Clinical Trial: INCIPAVE Study: Incidence of Ventilator Acquired Pneumonia in Children

Study Status: Recruiting
Recruit Status: Recruiting
Study Type: Observational




Official Title: Etude INCIPAVE: INCidence Des Pneumopathies Acquises Sous Ventilation Chez l'Enfant

Brief Summary:

Rationale : ventilator associated pneumonia (VAP) has been extensively studied in adults, however, few data exist regarding VAP in the paediatric intensive care population. The Centers for Disease Control (CDC) definition for VAP is regularly updated trying to homogenised practice, and the last version for paediatrics has been published in 2015. According to the latest CDC definition, the investigators aim to study incidence of VAP in different paediatric intensive care units (PICUs), diagnostic methods of identifying VAP, microbiology of VAP, and utilisation of empirical antimicrobial therapy.

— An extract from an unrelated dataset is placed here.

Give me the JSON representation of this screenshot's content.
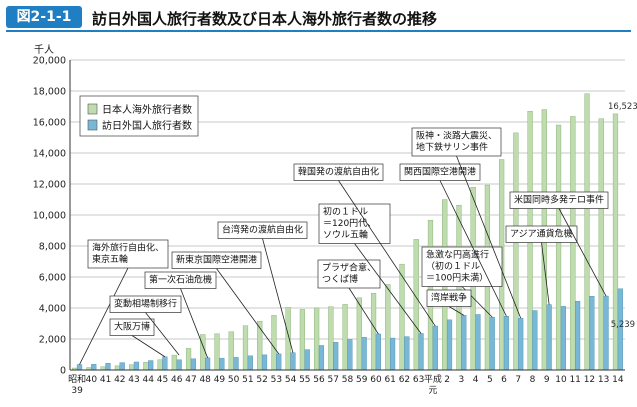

Methods and population : a prospective multicentre observational study will be conducted in European PICUs for one year. All patients admitted to PICU aged more than 28 days and < 18 years, mechanically ventilated either by endotracheal or tracheostomy tube are included. Clinical data, ventilation settings, and risk factors for VAP are inserted daily in an electronic database on the internet. The investigators are going to identify patients, who presented one or more episodes of VAP during PICUs stay, analysing onset circumstances, diagnostic methods, bacteria pathogens identified, and antibiotic treatment. VAP incidence will be reported as number of events per 1,000 ventilator-days. Risk factors associated to VAP will be identified by univariate and multivariate analysis.

Results and perspective : the investigators aim to define for the first time the incidence of VAP among European PICUs with a prospective and multicentre study. The identification of risk factors, diagnostic methods, epidemiology, treatment strategies will define the basis to start prevention manoeuvres and improve the clinical strategies for VAP in paediatric intensive care population.